For the rest of the week Scott was busy all day with classes, briefings, and meetings so I occupied myself by visiting the on-base museums and joining the front-of-building-smoking-club and made a few more friends! We hadn’t realized that I wouldn’t be able to buy anything on-base at all without his military ID, so there was a bit of stress, I mean, a girl’s gotta eat for crying out loud! And shop!!! Luckily the museum gift shops were happy enough to take my money and Scott was happy enough to take me off-base each evening to wander around book stores together, or try on silly Easter hats in Target, kick my ass at bowling, grab some food or drinks, whatever…we were happy even when we were completely lost a few times!
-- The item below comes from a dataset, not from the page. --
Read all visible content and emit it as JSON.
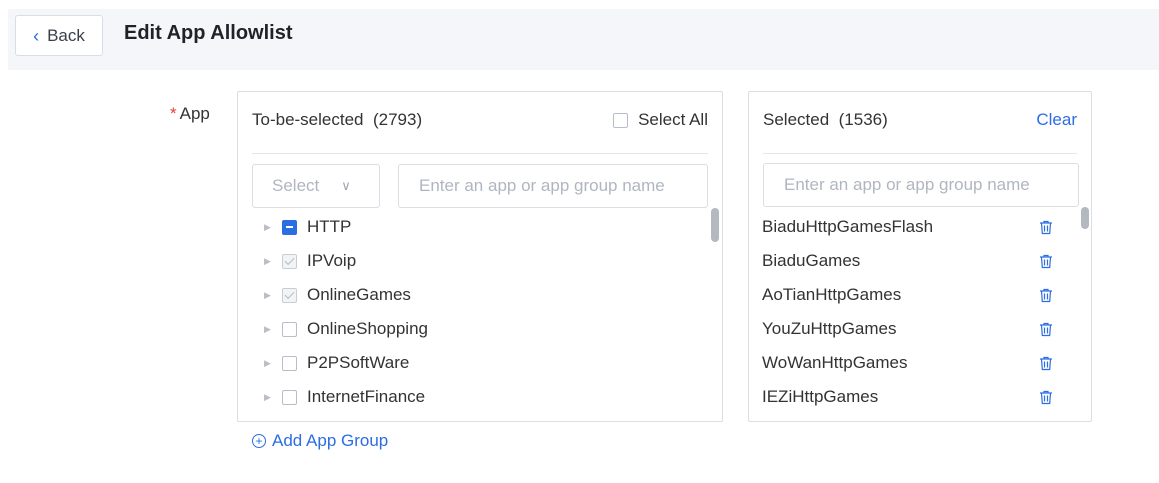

I went downstairs to see him off for his day as it looked like this was going to be goodbye. Oh dear….TEARS!!! And what did he want? A photograph of course! I protested as he searched for my camera in my pocket but he said “Don’t worry, keep your sunglasses on. You’ll look like Jackie O and I already know how beautiful your eyes are anyway.” Aw.
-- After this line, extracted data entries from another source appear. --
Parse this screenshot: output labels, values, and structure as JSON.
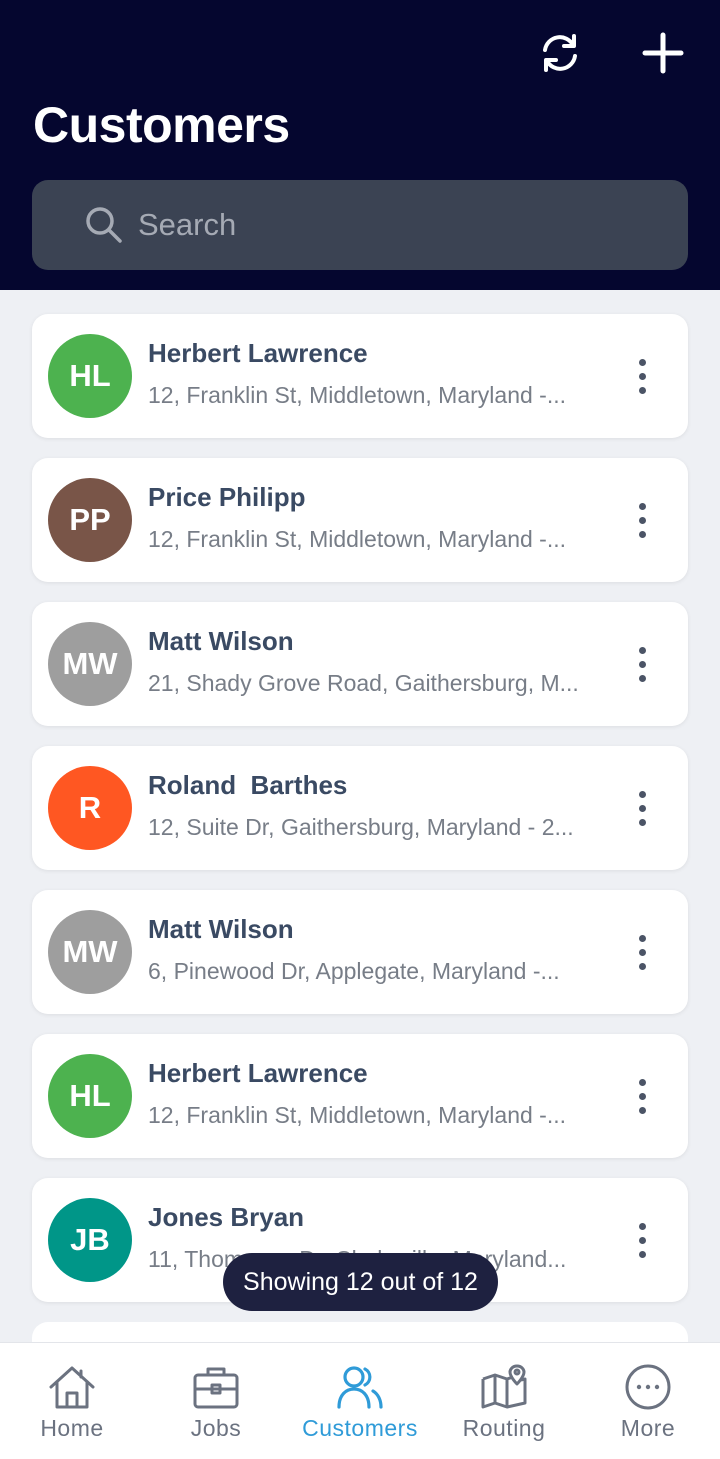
{
  "header": {
    "title": "Customers",
    "refresh_icon": "refresh-icon",
    "add_icon": "plus-icon",
    "background": "#05062f"
  },
  "search": {
    "placeholder": "Search",
    "value": ""
  },
  "customers": [
    {
      "initials": "HL",
      "name": "Herbert Lawrence",
      "address": "12, Franklin St, Middletown, Maryland -...",
      "color": "#4db24f"
    },
    {
      "initials": "PP",
      "name": "Price Philipp",
      "address": "12, Franklin St, Middletown, Maryland -...",
      "color": "#795548"
    },
    {
      "initials": "MW",
      "name": "Matt Wilson",
      "address": "21, Shady Grove Road, Gaithersburg, M...",
      "color": "#9e9e9e"
    },
    {
      "initials": "R",
      "name": "Roland  Barthes",
      "address": "12, Suite Dr, Gaithersburg, Maryland - 2...",
      "color": "#ff5722"
    },
    {
      "initials": "MW",
      "name": "Matt Wilson",
      "address": "6, Pinewood Dr, Applegate, Maryland -...",
      "color": "#9e9e9e"
    },
    {
      "initials": "HL",
      "name": "Herbert Lawrence",
      "address": "12, Franklin St, Middletown, Maryland -...",
      "color": "#4db24f"
    },
    {
      "initials": "JB",
      "name": "Jones Bryan",
      "address": "11, Thompson Dr, Clarksville, Maryland...",
      "color": "#009688"
    }
  ],
  "toast": "Showing 12 out of 12",
  "tabs": [
    {
      "label": "Home",
      "icon": "home-icon",
      "active": false
    },
    {
      "label": "Jobs",
      "icon": "briefcase-icon",
      "active": false
    },
    {
      "label": "Customers",
      "icon": "users-icon",
      "active": true
    },
    {
      "label": "Routing",
      "icon": "map-icon",
      "active": false
    },
    {
      "label": "More",
      "icon": "more-icon",
      "active": false
    }
  ],
  "colors": {
    "accent": "#2f9bd8",
    "inactive_tab": "#6b7280"
  }
}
When he finally put me in the cab, he begged me just to smile and I managed it til the we had pulled away. Lucky the driver has been through this before many times! Through the drive, the flight, the overnight in Atlanta, and finally the flight to Bermuda I clutched one of the things he had given me through the week, a little child’s bouncy ball with a tank in the background and a miniature action figure of a soldier with a rifle….supposed to represent him. I don’t think it has been off my person since.
Saturday, 31 January 2009
I miss my family
I think magical, haunting thoughts,
remember and dream and drink.
The silence is beautiful, maddening,
needed and loud.
And the lost sound of others' sleep
is loudest and most intruding.
Mother and Father in the marital bed.
The child in the cot, the brother beside me.
The pictures remain but they don't make a sound.
The music can blare, the frogs might sing.
Even wind and nearby sea have a voice,
and the traffic on the street.
But the perfect sound of others' sleep escapes me.